Israele ritira le truppe di terra a Sud di Gaza. A Roma atteso il ministro degli esteri Israel Katz. Incontro con Tajani, Crosetto e Piantedosi
L’esercito israeliano ha ritirato tutte le truppe di terra combattenti dal sud della Striscia, dopo circa 4 mesi di forti combattimenti. Lo hanno riferito i media spiegando che solo la Brigata Nahal è rimasta sul posto con il compito di tenere in sicurezza il cosiddetto “Corridoio Netzarim” che attraversa la Striscia, lungo la costa dal confine nord, nei pressi del kibbutz Beeri, fino al sud. Il ministro degli Esteri israeliano Israel Katz è partito questa mattina verso Roma per una visita diplomatica. Con lui – ha fatto sapere il ministero – famiglie degli ostaggi. Katz incontrerà il vicepremier e ministro degli Esteri Antonio Tajani, il ministro della Difesa Guido Crosetto, il ministro dell’Interno Matteo Piantedosi e i vertici della Comunità ebraica in Italia. Gli incontri «si concentreranno sugli sforzi per il rilascio degli ostaggi e preservare la legittimità internazionale per la continuazione della guerra a Gaza». Intanto gli Stati Uniti ribadiscono ancora i timori di un attacco significativo dell’Iran contro bersagli israeliani e americani entro la prossima settimana. Fonti Usa alla Cnn parlano di attacco «inevitabile» dopo l’azione su Damasco del primo aprile da parte di Tel Aviv. Per il presidente USA Joe Biden lo scenario peggiore è un attacco diretto contro Israele con il rischio di una rapida escalation in Medio Oriente.
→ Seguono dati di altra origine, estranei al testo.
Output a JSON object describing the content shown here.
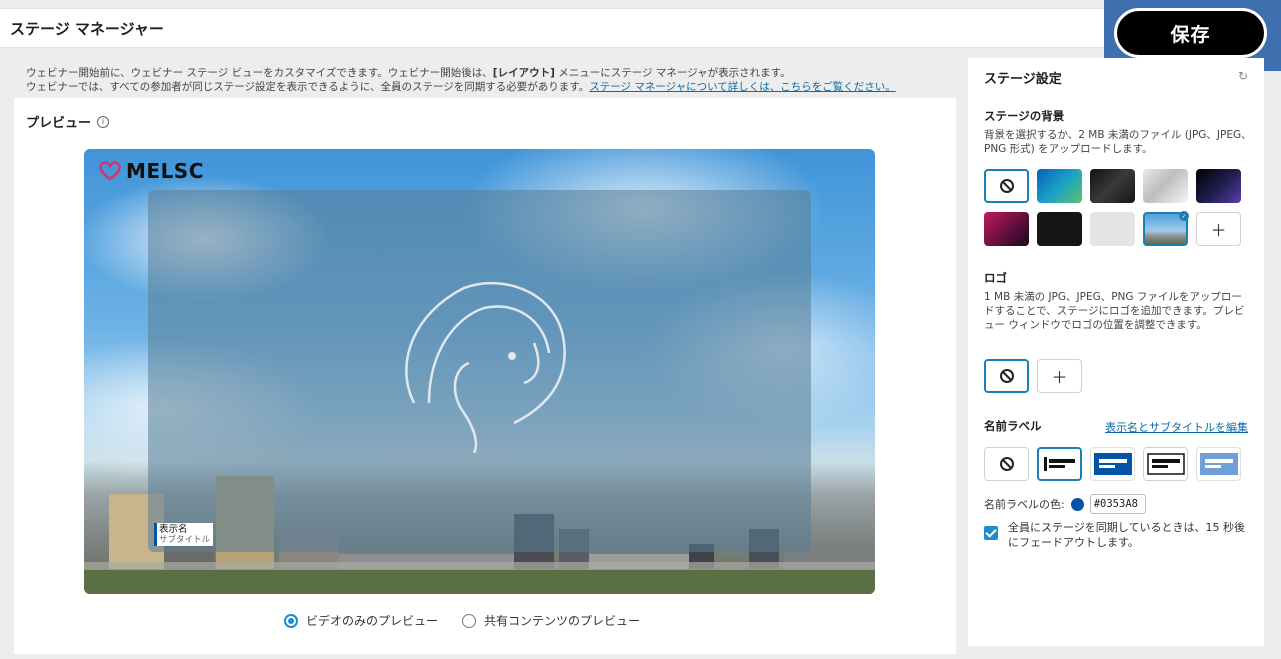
{
  "app": {
    "title": "ステージ マネージャー"
  },
  "toolbar": {
    "save_label": "保存"
  },
  "info": {
    "line1_prefix": "ウェビナー開始前に、ウェビナー ステージ ビューをカスタマイズできます。ウェビナー開始後は、",
    "line1_bold": "[レイアウト]",
    "line1_suffix": " メニューにステージ マネージャが表示されます。",
    "line2": "ウェビナーでは、すべての参加者が同じステージ設定を表示できるように、全員のステージを同期する必要があります。",
    "link": "ステージ マネージャについて詳しくは、こちらをご覧ください。"
  },
  "preview": {
    "label": "プレビュー",
    "info_icon": "info-icon",
    "logo_text": "MELSC",
    "name_label": {
      "name": "表示名",
      "subtitle": "サブタイトル"
    },
    "options": [
      {
        "label": "ビデオのみのプレビュー",
        "selected": true
      },
      {
        "label": "共有コンテンツのプレビュー",
        "selected": false
      }
    ]
  },
  "settings": {
    "title": "ステージ設定",
    "refresh_icon": "refresh-icon",
    "background": {
      "title": "ステージの背景",
      "desc": "背景を選択するか、2 MB 未満のファイル (JPG、JPEG、PNG 形式) をアップロードします。",
      "selected_badge": "✓"
    },
    "logo": {
      "title": "ロゴ",
      "desc": "1 MB 未満の JPG、JPEG、PNG ファイルをアップロードすることで、ステージにロゴを追加できます。プレビュー ウィンドウでロゴの位置を調整できます。"
    },
    "name_label": {
      "title": "名前ラベル",
      "edit_link": "表示名とサブタイトルを編集",
      "color_label": "名前ラベルの色:",
      "color_value": "#0353A8"
    },
    "sync_text": "全員にステージを同期しているときは、15 秒後にフェードアウトします。"
  },
  "colors": {
    "accent": "#1a8fd0",
    "label_color": "#0353a8",
    "save_frame": "#3e6fae"
  }
}
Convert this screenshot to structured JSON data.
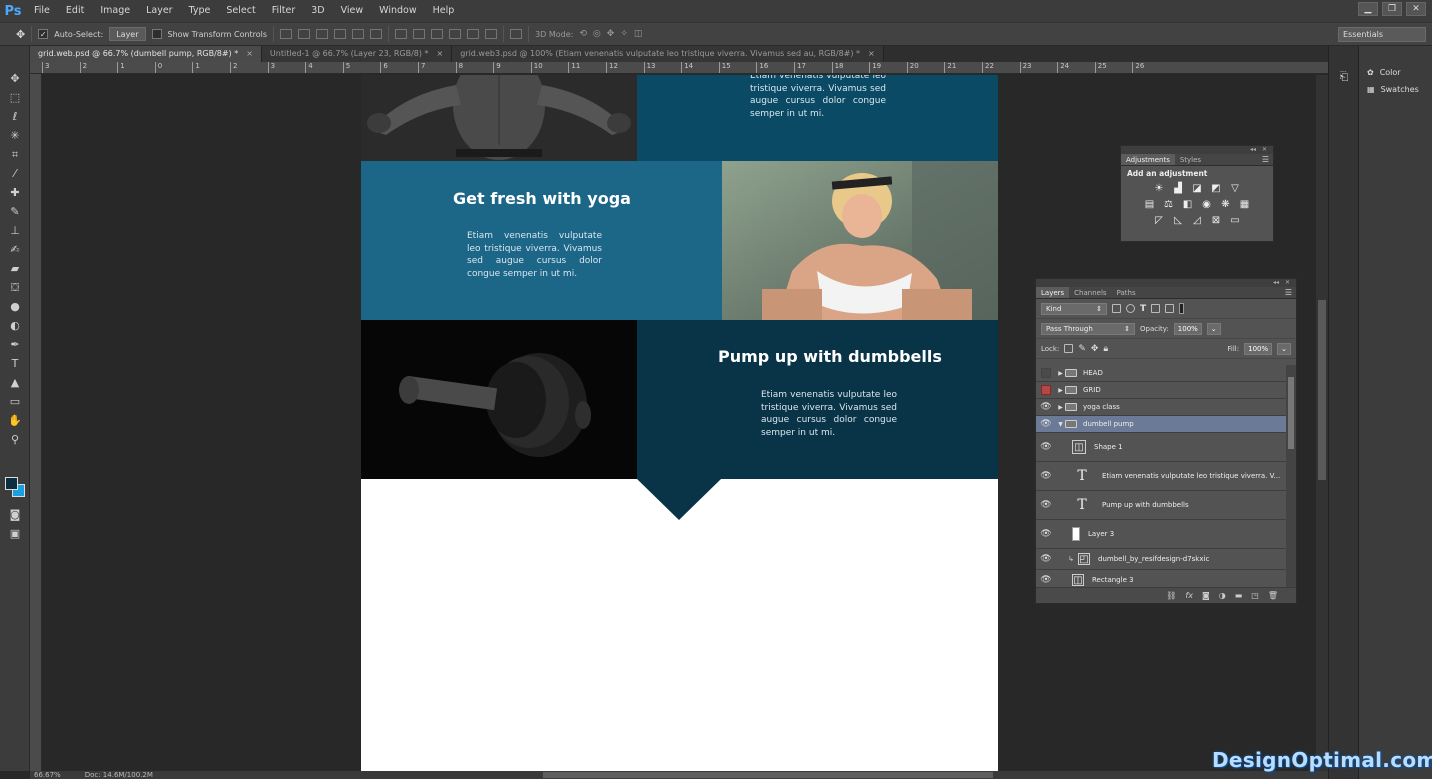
{
  "app": {
    "logo": "Ps"
  },
  "menu": [
    "File",
    "Edit",
    "Image",
    "Layer",
    "Type",
    "Select",
    "Filter",
    "3D",
    "View",
    "Window",
    "Help"
  ],
  "window_controls": [
    "▁",
    "❐",
    "✕"
  ],
  "options_bar": {
    "auto_select_label": "Auto-Select:",
    "auto_select_value": "Layer",
    "transform_label": "Show Transform Controls",
    "mode_label": "3D Mode:",
    "workspace": "Essentials"
  },
  "tabs": [
    {
      "label": "grid.web.psd @ 66.7% (dumbell pump, RGB/8#) *",
      "active": true
    },
    {
      "label": "Untitled-1 @ 66.7% (Layer 23, RGB/8) *",
      "active": false
    },
    {
      "label": "grid.web3.psd @ 100% (Etiam venenatis vulputate leo tristique viverra. Vivamus sed au, RGB/8#) *",
      "active": false
    }
  ],
  "ruler_ticks": [
    "3",
    "2",
    "1",
    "0",
    "1",
    "2",
    "3",
    "4",
    "5",
    "6",
    "7",
    "8",
    "9",
    "10",
    "11",
    "12",
    "13",
    "14",
    "15",
    "16",
    "17",
    "18",
    "19",
    "20",
    "21",
    "22",
    "23",
    "24",
    "25",
    "26"
  ],
  "canvas": {
    "top_text": "Etiam venenatis vulputate leo tristique viverra. Vivamus sed augue cursus dolor congue semper in ut mi.",
    "yoga_title": "Get fresh with yoga",
    "yoga_text": "Etiam venenatis vulputate leo tristique viverra. Vivamus sed augue cursus dolor congue semper in ut mi.",
    "dumbbell_title": "Pump up with dumbbells",
    "dumbbell_text": "Etiam venenatis vulputate leo tristique viverra. Vivamus sed augue cursus dolor congue semper in ut mi."
  },
  "colors": {
    "teal_dark": "#0a4a64",
    "teal_mid": "#1c6688",
    "teal_darkest": "#093448",
    "fg": "#0b2f40",
    "bg": "#1a9fe0"
  },
  "status": {
    "zoom": "66.67%",
    "doc": "Doc: 14.6M/100.2M"
  },
  "dock": {
    "items": [
      {
        "label": "Color",
        "icon": "palette-icon"
      },
      {
        "label": "Swatches",
        "icon": "swatches-icon"
      }
    ]
  },
  "adjustments": {
    "tabs": [
      "Adjustments",
      "Styles"
    ],
    "heading": "Add an adjustment"
  },
  "layers_panel": {
    "tabs": [
      "Layers",
      "Channels",
      "Paths"
    ],
    "filter": "Kind",
    "blend_mode": "Pass Through",
    "opacity_label": "Opacity:",
    "opacity": "100%",
    "lock_label": "Lock:",
    "fill_label": "Fill:",
    "fill": "100%",
    "layers": [
      {
        "name": "HEAD",
        "kind": "group",
        "visibility": "hidden"
      },
      {
        "name": "GRID",
        "kind": "group",
        "visibility": "red"
      },
      {
        "name": "yoga class",
        "kind": "group",
        "visibility": "visible"
      },
      {
        "name": "dumbell pump",
        "kind": "group-open",
        "visibility": "visible"
      },
      {
        "name": "Shape 1",
        "kind": "shape",
        "visibility": "visible"
      },
      {
        "name": "Etiam venenatis vulputate leo tristique viverra. V...",
        "kind": "text",
        "visibility": "visible"
      },
      {
        "name": "Pump up with dumbbells",
        "kind": "text",
        "visibility": "visible"
      },
      {
        "name": "Layer 3",
        "kind": "pixel",
        "visibility": "visible"
      },
      {
        "name": "dumbell_by_resifdesign-d7skxic",
        "kind": "smart",
        "visibility": "visible"
      },
      {
        "name": "Rectangle 3",
        "kind": "shape",
        "visibility": "visible"
      }
    ]
  },
  "watermark": "DesignOptimal.com"
}
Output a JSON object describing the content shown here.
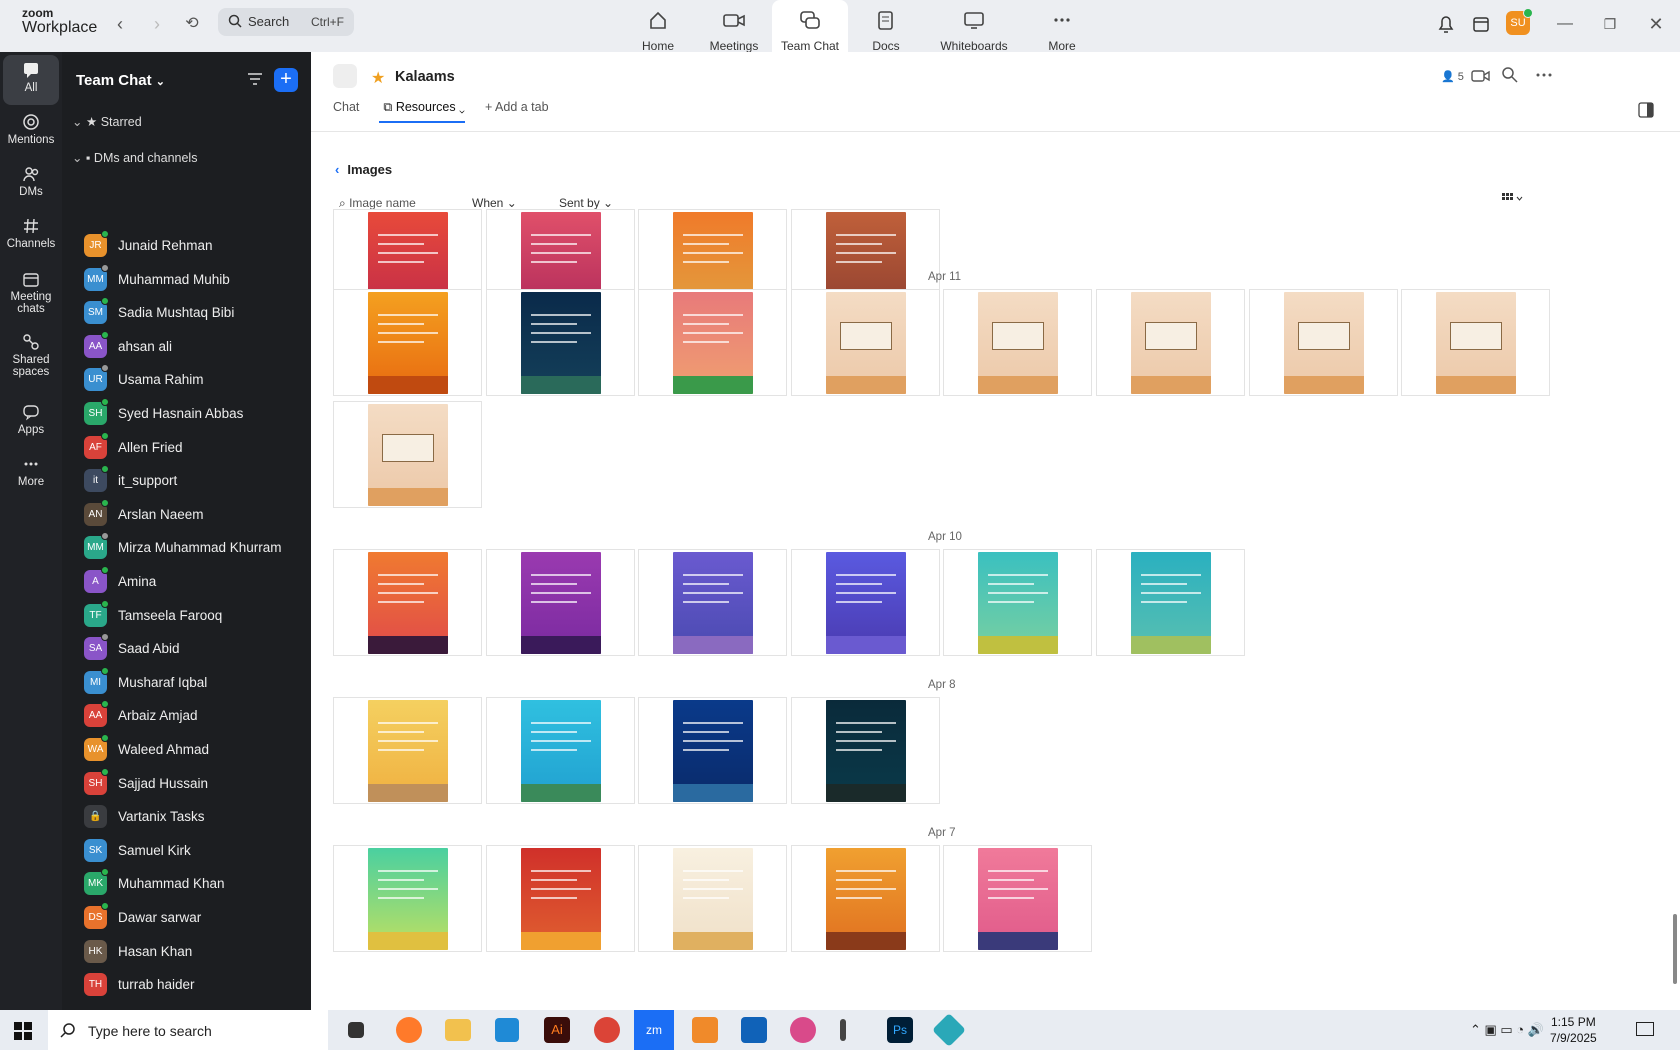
{
  "app": {
    "logo_line1": "zoom",
    "logo_line2": "Workplace"
  },
  "search": {
    "placeholder": "Search",
    "shortcut": "Ctrl+F"
  },
  "top_tabs": [
    {
      "label": "Home",
      "icon": "home-icon"
    },
    {
      "label": "Meetings",
      "icon": "video-camera-icon"
    },
    {
      "label": "Team Chat",
      "icon": "chat-bubbles-icon",
      "active": true
    },
    {
      "label": "Docs",
      "icon": "document-icon"
    },
    {
      "label": "Whiteboards",
      "icon": "whiteboard-icon"
    },
    {
      "label": "More",
      "icon": "ellipsis-icon"
    }
  ],
  "user_avatar": "SU",
  "rail": [
    {
      "label": "All",
      "icon": "chat-icon",
      "active": true
    },
    {
      "label": "Mentions",
      "icon": "at-icon"
    },
    {
      "label": "DMs",
      "icon": "people-icon"
    },
    {
      "label": "Channels",
      "icon": "hash-icon"
    },
    {
      "label": "Meeting chats",
      "icon": "calendar-icon"
    },
    {
      "label": "Shared spaces",
      "icon": "shared-spaces-icon"
    },
    {
      "label": "Apps",
      "icon": "apps-icon"
    },
    {
      "label": "More",
      "icon": "ellipsis-icon"
    }
  ],
  "sidebar": {
    "title": "Team Chat",
    "sections": {
      "starred": "Starred",
      "dms": "DMs and channels"
    },
    "contacts": [
      {
        "initials": "JR",
        "name": "Junaid Rehman",
        "color": "#e8922c",
        "status": "on"
      },
      {
        "initials": "MM",
        "name": "Muhammad Muhib",
        "color": "#3a8fd0",
        "status": "off"
      },
      {
        "initials": "SM",
        "name": "Sadia Mushtaq Bibi",
        "color": "#3a8fd0",
        "status": "on"
      },
      {
        "initials": "AA",
        "name": "ahsan ali",
        "color": "#8a55c8",
        "status": "on"
      },
      {
        "initials": "UR",
        "name": "Usama Rahim",
        "color": "#3a8fd0",
        "status": "off"
      },
      {
        "initials": "SH",
        "name": "Syed Hasnain Abbas",
        "color": "#2aa86a",
        "status": "on"
      },
      {
        "initials": "AF",
        "name": "Allen Fried",
        "color": "#d9423a",
        "status": "on"
      },
      {
        "initials": "it",
        "name": "it_support",
        "color": "#3d4a60",
        "status": "on"
      },
      {
        "initials": "AN",
        "name": "Arslan Naeem",
        "color": "#5a4a3a",
        "status": "on"
      },
      {
        "initials": "MM",
        "name": "Mirza Muhammad Khurram",
        "color": "#2aa88a",
        "status": "off"
      },
      {
        "initials": "A",
        "name": "Amina",
        "color": "#8a55c8",
        "status": "on"
      },
      {
        "initials": "TF",
        "name": "Tamseela Farooq",
        "color": "#2aa88a",
        "status": "on"
      },
      {
        "initials": "SA",
        "name": "Saad Abid",
        "color": "#8a55c8",
        "status": "off"
      },
      {
        "initials": "MI",
        "name": "Musharaf Iqbal",
        "color": "#3a8fd0",
        "status": "on"
      },
      {
        "initials": "AA",
        "name": "Arbaiz Amjad",
        "color": "#d9423a",
        "status": "on"
      },
      {
        "initials": "WA",
        "name": "Waleed Ahmad",
        "color": "#e8922c",
        "status": "on"
      },
      {
        "initials": "SH",
        "name": "Sajjad Hussain",
        "color": "#d9423a",
        "status": "on"
      },
      {
        "initials": "🔒",
        "name": "Vartanix Tasks",
        "color": "#3a3c40",
        "status": "none"
      },
      {
        "initials": "SK",
        "name": "Samuel Kirk",
        "color": "#3a8fd0",
        "status": "none"
      },
      {
        "initials": "MK",
        "name": "Muhammad Khan",
        "color": "#2aa86a",
        "status": "on"
      },
      {
        "initials": "DS",
        "name": "Dawar sarwar",
        "color": "#e8722c",
        "status": "on"
      },
      {
        "initials": "HK",
        "name": "Hasan Khan",
        "color": "#6a5a4a",
        "status": "none"
      },
      {
        "initials": "TH",
        "name": "turrab haider",
        "color": "#d9423a",
        "status": "none"
      }
    ]
  },
  "channel": {
    "name": "Kalaams",
    "member_count": "5"
  },
  "subtabs": {
    "chat": "Chat",
    "resources": "Resources",
    "add": "Add a tab"
  },
  "images_view": {
    "back_label": "Images",
    "search_placeholder": "Image name",
    "filter_when": "When",
    "filter_sent_by": "Sent by",
    "groups": [
      {
        "date": "",
        "palettes": [
          "red",
          "pinkred",
          "orangegreen",
          "rustbrown"
        ]
      },
      {
        "date": "Apr 11",
        "palettes": [
          "orange",
          "navy",
          "pinkgreen",
          "sand",
          "sand",
          "sand",
          "sand",
          "sand",
          "sand"
        ]
      },
      {
        "date": "Apr 10",
        "palettes": [
          "sunset",
          "purple",
          "violet",
          "indigo",
          "tealgreen",
          "tealcyan"
        ]
      },
      {
        "date": "Apr 8",
        "palettes": [
          "yellow",
          "sky",
          "deepblue",
          "midnight"
        ]
      },
      {
        "date": "Apr 7",
        "palettes": [
          "greenyellow",
          "crimson",
          "cream",
          "amber",
          "rose"
        ]
      }
    ]
  },
  "taskbar": {
    "search_placeholder": "Type here to search",
    "time": "1:15 PM",
    "date": "7/9/2025"
  }
}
L’analisi dello scrittore Keret: «Israele come un bus guidato da un irresponsabile»
«La preoccupazione è generale: Israele è su un autobus che viaggia da mesi con un autista irresponsabile. I soldati siedono in posti più rischiosi di altri: ma in pericolo c’è l’intero autobus. Chi guida l’autobus sta usando i soldati e i loro sacrifici per condurre l’autobus in un posto più sicuro? A me non pare», ha dichiarato a Repubblica lo scrittore israeliano Etgar Keret. «Andrò alle manifestazioni per chiedere le dimissioni del governo – aggiunge – Accanto a me ci saranno familiari degli ostaggi e riservisti appena tornati da Gaza. Facce diverse della società. Fra di noi c’è solidarietà, la stessa che c’è fra le diverse anime della società che in questo momento combattono in prima linea. Ma io so l’unità è solo di facciata: perché dietro c’è un vulcano di divisioni. C’è gente che parla di ricostruire insediamenti a Gaza, gente che è felice guardando la morte e la distruzione. Non ho mai pensato che potessero essere le minacce esterne a mettere a rischio Israele: né Hamas, né Hezbollah, né l’Iran. Ma il fanatismo e le divisioni». Nulla per lo scrittore è cambiato, anche dopo il 7 ottobre. «Abbiamo ancora Netanyahu al potere – spiega Keret – che parla di “vittoria definitiva”. Gallant che parla del rumore dei nostri carri armati sulla testa di Sinwar. Ma nessuno ha un piano per domani. La gente di Gaza paga un prezzo altissimo e lo paghiamo anche noi, con soldati morti, decine di migliaia di sfollati, ostaggi che muoiono. Siamo in mano a due estremismi – conclude – Quello di Hamas che non può accettare l’esistenza di Israele. E quello dell’estrema destra, che controlla il governo, e non può accettare nessuna forma di convivenza con i palestinesi».